At what precise moment does Goodman Brown lose his faith?
Although Goodman Brown cries that his Faith is gone when he sees her pink ribbons, he later asks, "'But, where is Faith?'" Further, "hope came into his heart" at the witches' Sabbath. Brown and Faith are brought forth as "converts," and when they are brought together at the front of the unholy congregation, Goodman Brown looks at his wife and cries, "'Faith! [....] Look up to Heaven, and resist the Wicked One!"
To my mind, his hope of seeing Faith and then his instruction to her to resist the Devil indicates that he hasn't yet lost his faith yet, at least not fully. At this point, however, Brown doesn't know what happens to his wife: when he orders her to resist, he is immediately transported to a calm and quiet night, and she is gone. Then, the next morning when he returns to town, he "look[s] sternly and sadly into her face, and pass[es] on without a greeting." For the remainder of his sad life, he "turn[s] away" from his Faith, and this indicates that he lost it in that moment when he ordered her to resist and knows not what she does.
Goodman Brown appears to lose his faith after the eerie cloud has passed overhead and he sees pink ribbons falling from the sky.
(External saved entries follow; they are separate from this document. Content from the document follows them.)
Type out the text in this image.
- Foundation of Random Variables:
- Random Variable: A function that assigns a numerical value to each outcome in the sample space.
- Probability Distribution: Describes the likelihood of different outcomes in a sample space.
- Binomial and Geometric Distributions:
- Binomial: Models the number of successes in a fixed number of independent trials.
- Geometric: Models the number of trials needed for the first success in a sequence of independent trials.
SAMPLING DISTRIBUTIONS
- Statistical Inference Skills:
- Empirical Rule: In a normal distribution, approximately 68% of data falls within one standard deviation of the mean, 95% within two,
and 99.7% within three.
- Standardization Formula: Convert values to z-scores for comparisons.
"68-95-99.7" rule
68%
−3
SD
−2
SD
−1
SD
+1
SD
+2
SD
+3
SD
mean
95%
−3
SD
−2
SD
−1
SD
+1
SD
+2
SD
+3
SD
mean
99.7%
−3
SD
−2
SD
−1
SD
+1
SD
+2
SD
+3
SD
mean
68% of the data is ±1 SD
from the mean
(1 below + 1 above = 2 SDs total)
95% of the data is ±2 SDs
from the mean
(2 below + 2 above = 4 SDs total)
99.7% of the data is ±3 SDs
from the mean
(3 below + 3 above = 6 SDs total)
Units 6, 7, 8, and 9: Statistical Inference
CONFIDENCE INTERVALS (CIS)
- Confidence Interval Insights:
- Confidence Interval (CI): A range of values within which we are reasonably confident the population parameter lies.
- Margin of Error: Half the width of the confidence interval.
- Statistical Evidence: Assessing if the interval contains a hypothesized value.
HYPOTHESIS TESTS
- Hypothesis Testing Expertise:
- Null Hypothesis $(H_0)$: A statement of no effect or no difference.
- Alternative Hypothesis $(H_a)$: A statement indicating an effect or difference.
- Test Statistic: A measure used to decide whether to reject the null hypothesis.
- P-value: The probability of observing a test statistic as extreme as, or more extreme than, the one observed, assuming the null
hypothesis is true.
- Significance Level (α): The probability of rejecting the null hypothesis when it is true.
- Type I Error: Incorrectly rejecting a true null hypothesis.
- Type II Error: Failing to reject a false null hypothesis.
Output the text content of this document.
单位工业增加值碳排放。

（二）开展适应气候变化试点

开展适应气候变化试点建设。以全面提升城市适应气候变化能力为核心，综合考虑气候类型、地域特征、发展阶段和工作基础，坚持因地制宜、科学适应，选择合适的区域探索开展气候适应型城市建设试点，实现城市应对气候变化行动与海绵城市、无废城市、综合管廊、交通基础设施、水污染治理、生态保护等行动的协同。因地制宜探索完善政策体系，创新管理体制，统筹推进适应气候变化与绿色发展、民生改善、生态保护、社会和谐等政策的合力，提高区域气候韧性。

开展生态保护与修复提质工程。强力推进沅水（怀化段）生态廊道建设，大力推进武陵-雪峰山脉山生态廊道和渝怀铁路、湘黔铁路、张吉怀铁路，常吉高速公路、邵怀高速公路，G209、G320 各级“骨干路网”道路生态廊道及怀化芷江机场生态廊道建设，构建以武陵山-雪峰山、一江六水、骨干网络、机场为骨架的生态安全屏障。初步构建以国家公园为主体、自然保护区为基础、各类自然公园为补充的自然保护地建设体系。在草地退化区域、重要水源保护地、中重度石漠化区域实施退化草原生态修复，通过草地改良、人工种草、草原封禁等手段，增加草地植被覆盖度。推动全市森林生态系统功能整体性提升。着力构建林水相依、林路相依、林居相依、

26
He exclaims at that point, "'My Faith is gone!' cried he, after one stupefied moment. 'There is no good on earth; and sin is but a name. Come, devil; for to thee is this world given.'" Then he tears through the forest becoming a part of the evil scene. When he reaches the devil's meeting, however, he has one last gleam of hope, and appeals to Faith (the symbol representing his own faith) to resist the devil. The mysterious scene ends and Goodman Brown does not know what happened to Faith, but his own lack of faith is evidenced by his despairing behavior for the rest of his life.
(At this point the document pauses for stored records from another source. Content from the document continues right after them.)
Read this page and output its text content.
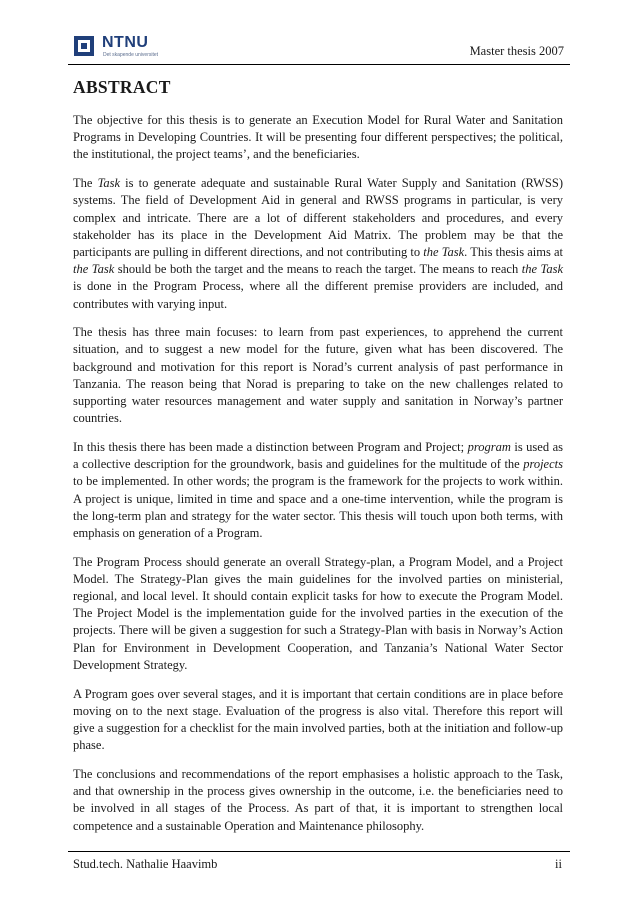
NTNU
Det skapende universitet	Master thesis 2007
ABSTRACT

The objective for this thesis is to generate an Execution Model for Rural Water and Sanitation Programs in Developing Countries. It will be presenting four different perspectives; the political, the institutional, the project teams’, and the beneficiaries.

The Task is to generate adequate and sustainable Rural Water Supply and Sanitation (RWSS) systems. The field of Development Aid in general and RWSS programs in particular, is very complex and intricate. There are a lot of different stakeholders and procedures, and every stakeholder has its place in the Development Aid Matrix. The problem may be that the participants are pulling in different directions, and not contributing to the Task. This thesis aims at the Task should be both the target and the means to reach the target. The means to reach the Task is done in the Program Process, where all the different premise providers are included, and contributes with varying input.

The thesis has three main focuses: to learn from past experiences, to apprehend the current situation, and to suggest a new model for the future, given what has been discovered. The background and motivation for this report is Norad’s current analysis of past performance in Tanzania. The reason being that Norad is preparing to take on the new challenges related to supporting water resources management and water supply and sanitation in Norway’s partner countries.

In this thesis there has been made a distinction between Program and Project; program is used as a collective description for the groundwork, basis and guidelines for the multitude of the projects to be implemented. In other words; the program is the framework for the projects to work within. A project is unique, limited in time and space and a one-time intervention, while the program is the long-term plan and strategy for the water sector. This thesis will touch upon both terms, with emphasis on generation of a Program.

The Program Process should generate an overall Strategy-plan, a Program Model, and a Project Model. The Strategy-Plan gives the main guidelines for the involved parties on ministerial, regional, and local level. It should contain explicit tasks for how to execute the Program Model. The Project Model is the implementation guide for the involved parties in the execution of the projects. There will be given a suggestion for such a Strategy-Plan with basis in Norway’s Action Plan for Environment in Development Cooperation, and Tanzania’s National Water Sector Development Strategy.

A Program goes over several stages, and it is important that certain conditions are in place before moving on to the next stage. Evaluation of the progress is also vital. Therefore this report will give a suggestion for a checklist for the main involved parties, both at the initiation and follow-up phase.

The conclusions and recommendations of the report emphasises a holistic approach to the Task, and that ownership in the process gives ownership in the outcome, i.e. the beneficiaries need to be involved in all stages of the Process. As part of that, it is important to strengthen local competence and a sustainable Operation and Maintenance philosophy.

Stud.tech. Nathalie Haavimb	ii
He looses his faith when he realizes that his Faith (his new wife) is going to the Dark meeting as well. THat's when he realizes that maybe what he thought is good is now gone.
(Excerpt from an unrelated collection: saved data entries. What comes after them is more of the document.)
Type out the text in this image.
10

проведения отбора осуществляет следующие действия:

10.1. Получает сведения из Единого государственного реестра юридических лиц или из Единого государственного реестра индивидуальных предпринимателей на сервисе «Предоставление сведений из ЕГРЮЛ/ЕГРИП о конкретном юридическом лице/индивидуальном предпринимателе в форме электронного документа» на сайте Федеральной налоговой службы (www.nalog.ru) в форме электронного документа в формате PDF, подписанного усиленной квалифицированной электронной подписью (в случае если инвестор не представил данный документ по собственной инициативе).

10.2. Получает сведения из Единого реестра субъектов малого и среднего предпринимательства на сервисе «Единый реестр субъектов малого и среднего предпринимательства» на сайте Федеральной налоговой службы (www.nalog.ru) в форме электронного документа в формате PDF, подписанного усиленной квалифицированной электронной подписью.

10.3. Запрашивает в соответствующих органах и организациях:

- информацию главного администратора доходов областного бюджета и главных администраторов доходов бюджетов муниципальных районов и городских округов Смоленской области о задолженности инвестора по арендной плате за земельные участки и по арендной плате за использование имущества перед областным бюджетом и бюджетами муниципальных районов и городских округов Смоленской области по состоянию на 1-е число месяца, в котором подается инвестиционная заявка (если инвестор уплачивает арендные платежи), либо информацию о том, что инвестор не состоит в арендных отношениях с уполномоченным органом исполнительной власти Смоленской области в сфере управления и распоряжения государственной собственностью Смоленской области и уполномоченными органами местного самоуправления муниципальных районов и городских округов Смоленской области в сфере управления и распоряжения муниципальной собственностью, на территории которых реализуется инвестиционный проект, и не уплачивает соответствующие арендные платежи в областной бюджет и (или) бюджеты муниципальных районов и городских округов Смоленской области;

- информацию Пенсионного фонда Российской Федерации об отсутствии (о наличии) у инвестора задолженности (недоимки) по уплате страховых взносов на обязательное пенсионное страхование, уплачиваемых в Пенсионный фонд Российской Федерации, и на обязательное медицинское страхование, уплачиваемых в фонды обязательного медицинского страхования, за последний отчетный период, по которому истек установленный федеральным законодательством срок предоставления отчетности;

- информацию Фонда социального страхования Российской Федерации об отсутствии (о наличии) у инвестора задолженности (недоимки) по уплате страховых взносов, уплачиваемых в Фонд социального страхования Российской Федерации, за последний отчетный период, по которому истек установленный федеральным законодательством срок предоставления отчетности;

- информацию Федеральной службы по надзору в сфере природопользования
The key element in 'Young Goodman Brown' is the story's ambiguity. There really is no 'precise moment' when Brown loses his faith, because he arguably does not truly have any at the start of the narrative. From the moment Goodman Brown 'crosses the threshold' away from Faith at the start of the narrative, he has entered the ambiguous, dream-like realm of religious and moral questioning. Brown questions his own faith but also that of his community in Salem, and perhaps even the entire Puritan community. The devilish figure's mention of his ancestor's violent acts (there is a reference to witch burning, and the whipping of another heretic) clue us into the features of Brown's family and community that might trouble him into deep religious doubt. That up until the very end Brown implores his wife Faith to "Look up Heaven and resist the Wicked One!" is evidence of this being a tale of a faith tainted from its conception and not a pure faith lost at one precise moment.